Q.O.: Mais il n'y aurait rien donc de positif à retenir de la longue présidence de Abdelaziz Bouteflika, absolument rien, selon-vous ? Votre verdict semble sans appel vis-à-vis d'un homme qui a suscité l'adhésion d'une grande partie de ses compatriotes pendant ses deux premiers mandats.

N. B. E. M.: Les premiers pas du Président ont suscité l'espoir, c'est indéniable. Le verbe haut, la décennie noire se clôture, et aussi dans son sillage traînait un parfum de Boumediène.

Parfum très vite transformé en gaz anesthésiant. Sur le plan économique, alors que le baril du pétrole tutoyait les 150 dollars, sa politique confondait dépenses et investissements. Les dépenses pharaoniques (Grande mosquée et autres) ont été la matrice de la corruption à échelle quasi-industrielle. Quant à la diplomatie qu'il se targuait de parfaitement connaître, elle peut se résumer en des prises de photographies avec les grands de ce monde. Clic Clac, merci Kodak. Je suis sévère même si, certes, des logements ont été construits, les moyens de transports améliorés, les autoroutes aux performances discutables ont été réalisées. Le tout, c'est pour l'achat de la paix sociale, condition de son maintien au pouvoir.

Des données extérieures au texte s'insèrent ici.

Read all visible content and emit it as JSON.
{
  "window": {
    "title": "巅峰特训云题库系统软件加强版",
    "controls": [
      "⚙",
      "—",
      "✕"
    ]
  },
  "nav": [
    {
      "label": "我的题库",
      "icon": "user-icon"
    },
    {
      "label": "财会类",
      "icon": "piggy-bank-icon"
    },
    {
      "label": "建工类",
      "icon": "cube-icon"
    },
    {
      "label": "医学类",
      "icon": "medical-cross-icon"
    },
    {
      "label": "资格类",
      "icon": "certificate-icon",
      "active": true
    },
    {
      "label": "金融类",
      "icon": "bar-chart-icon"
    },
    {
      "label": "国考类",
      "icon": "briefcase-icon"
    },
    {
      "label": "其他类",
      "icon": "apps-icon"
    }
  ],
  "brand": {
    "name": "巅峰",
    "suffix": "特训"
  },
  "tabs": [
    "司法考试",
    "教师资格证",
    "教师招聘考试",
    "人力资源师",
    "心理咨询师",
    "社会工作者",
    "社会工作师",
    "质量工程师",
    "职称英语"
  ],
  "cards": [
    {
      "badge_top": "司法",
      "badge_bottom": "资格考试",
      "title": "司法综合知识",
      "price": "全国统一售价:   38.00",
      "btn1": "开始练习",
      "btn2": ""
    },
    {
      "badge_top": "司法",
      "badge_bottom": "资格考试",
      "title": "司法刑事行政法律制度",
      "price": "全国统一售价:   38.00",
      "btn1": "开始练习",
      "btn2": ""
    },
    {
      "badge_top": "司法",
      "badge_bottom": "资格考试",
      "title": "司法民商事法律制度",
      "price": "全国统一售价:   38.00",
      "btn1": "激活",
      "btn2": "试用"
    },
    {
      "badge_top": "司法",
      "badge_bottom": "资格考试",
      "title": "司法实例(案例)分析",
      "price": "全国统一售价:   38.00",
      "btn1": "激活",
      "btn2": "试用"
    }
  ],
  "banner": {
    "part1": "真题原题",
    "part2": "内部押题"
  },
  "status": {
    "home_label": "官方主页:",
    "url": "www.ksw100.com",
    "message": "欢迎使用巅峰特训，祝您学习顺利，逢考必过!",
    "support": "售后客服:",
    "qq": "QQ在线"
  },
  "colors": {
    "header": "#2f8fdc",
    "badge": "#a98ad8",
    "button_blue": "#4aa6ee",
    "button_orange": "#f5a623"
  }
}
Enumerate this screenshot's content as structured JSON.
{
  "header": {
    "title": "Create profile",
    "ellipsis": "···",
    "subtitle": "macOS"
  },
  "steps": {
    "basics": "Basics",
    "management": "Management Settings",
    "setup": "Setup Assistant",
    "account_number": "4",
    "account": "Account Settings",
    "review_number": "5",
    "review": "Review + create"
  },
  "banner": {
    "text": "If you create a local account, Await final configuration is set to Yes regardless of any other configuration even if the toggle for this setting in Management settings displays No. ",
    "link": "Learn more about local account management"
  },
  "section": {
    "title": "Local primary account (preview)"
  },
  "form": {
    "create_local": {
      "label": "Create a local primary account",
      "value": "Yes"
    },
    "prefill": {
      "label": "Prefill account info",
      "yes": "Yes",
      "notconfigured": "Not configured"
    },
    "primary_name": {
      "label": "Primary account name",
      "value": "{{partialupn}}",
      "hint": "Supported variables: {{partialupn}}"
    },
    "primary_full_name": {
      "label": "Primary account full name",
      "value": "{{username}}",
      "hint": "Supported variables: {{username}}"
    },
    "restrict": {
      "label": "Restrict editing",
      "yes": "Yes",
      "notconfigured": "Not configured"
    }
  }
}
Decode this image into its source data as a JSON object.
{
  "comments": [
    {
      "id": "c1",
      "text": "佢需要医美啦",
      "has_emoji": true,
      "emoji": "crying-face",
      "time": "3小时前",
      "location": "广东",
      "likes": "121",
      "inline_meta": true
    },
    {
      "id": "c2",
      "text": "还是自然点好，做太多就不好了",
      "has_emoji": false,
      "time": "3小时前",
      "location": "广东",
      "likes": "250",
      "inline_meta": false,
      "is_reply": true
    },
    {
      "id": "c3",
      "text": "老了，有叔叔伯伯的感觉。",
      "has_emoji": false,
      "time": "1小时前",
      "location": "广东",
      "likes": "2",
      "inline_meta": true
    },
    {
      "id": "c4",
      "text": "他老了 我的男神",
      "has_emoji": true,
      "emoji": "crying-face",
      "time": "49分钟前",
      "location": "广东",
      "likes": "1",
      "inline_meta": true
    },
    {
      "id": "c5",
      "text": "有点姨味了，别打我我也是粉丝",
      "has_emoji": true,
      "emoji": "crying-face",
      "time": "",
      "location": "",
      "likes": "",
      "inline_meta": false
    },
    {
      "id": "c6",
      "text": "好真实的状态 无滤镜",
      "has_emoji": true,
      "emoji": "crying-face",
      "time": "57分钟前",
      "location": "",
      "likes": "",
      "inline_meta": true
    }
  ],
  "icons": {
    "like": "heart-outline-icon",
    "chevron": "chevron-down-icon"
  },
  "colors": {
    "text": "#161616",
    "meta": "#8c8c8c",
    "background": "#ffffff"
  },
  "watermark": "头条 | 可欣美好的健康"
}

Seulement la structure du pouvoir a été profondément modifiée par l'émergence des oligarques et de l'argent-Roi. Comme dans la Russie de Boris Eltsine. Son successeur Poutine a obligé les oligarques russes à faire revenir l'argent au pays et à quitter le pouvoir.

Un seul a désobéi et il a écopé de dix ans de prison. L'ambiguïté du destin de Bouteflika n'interdira pas le recueillement d'un certain nombre d'Algériens devant sa dépouille. L'éventuelle tristesse est un sentiment personnel qui ne se décrète pas. Reste à traiter la question protocolaire : « Funérailles nationales ou pas ? » Hosni Moubarek, président égyptien déchu, emprisonné, a eu droit à des funérailles nationales. Bouteflika a officiellement démissionné et, protocolairement, il reste un ancien président de la République, c'est pour cette raison que le président Tebboune a décrété un deuil national de trois jours et la mise en berne des drapeaux pendant cette période. Le Président Bouteflika sera enterré au Carré des Martyrs du cimetière d'El-Alia.

Pour finir, je fais part de mon désarroi en lisant certains écrits sur la toile sur un défunt dont la dépouille n'avait pas entièrement refroidie, faisant fi de tout respect à minima devant la disparition d'un être humain quel qu'il soit.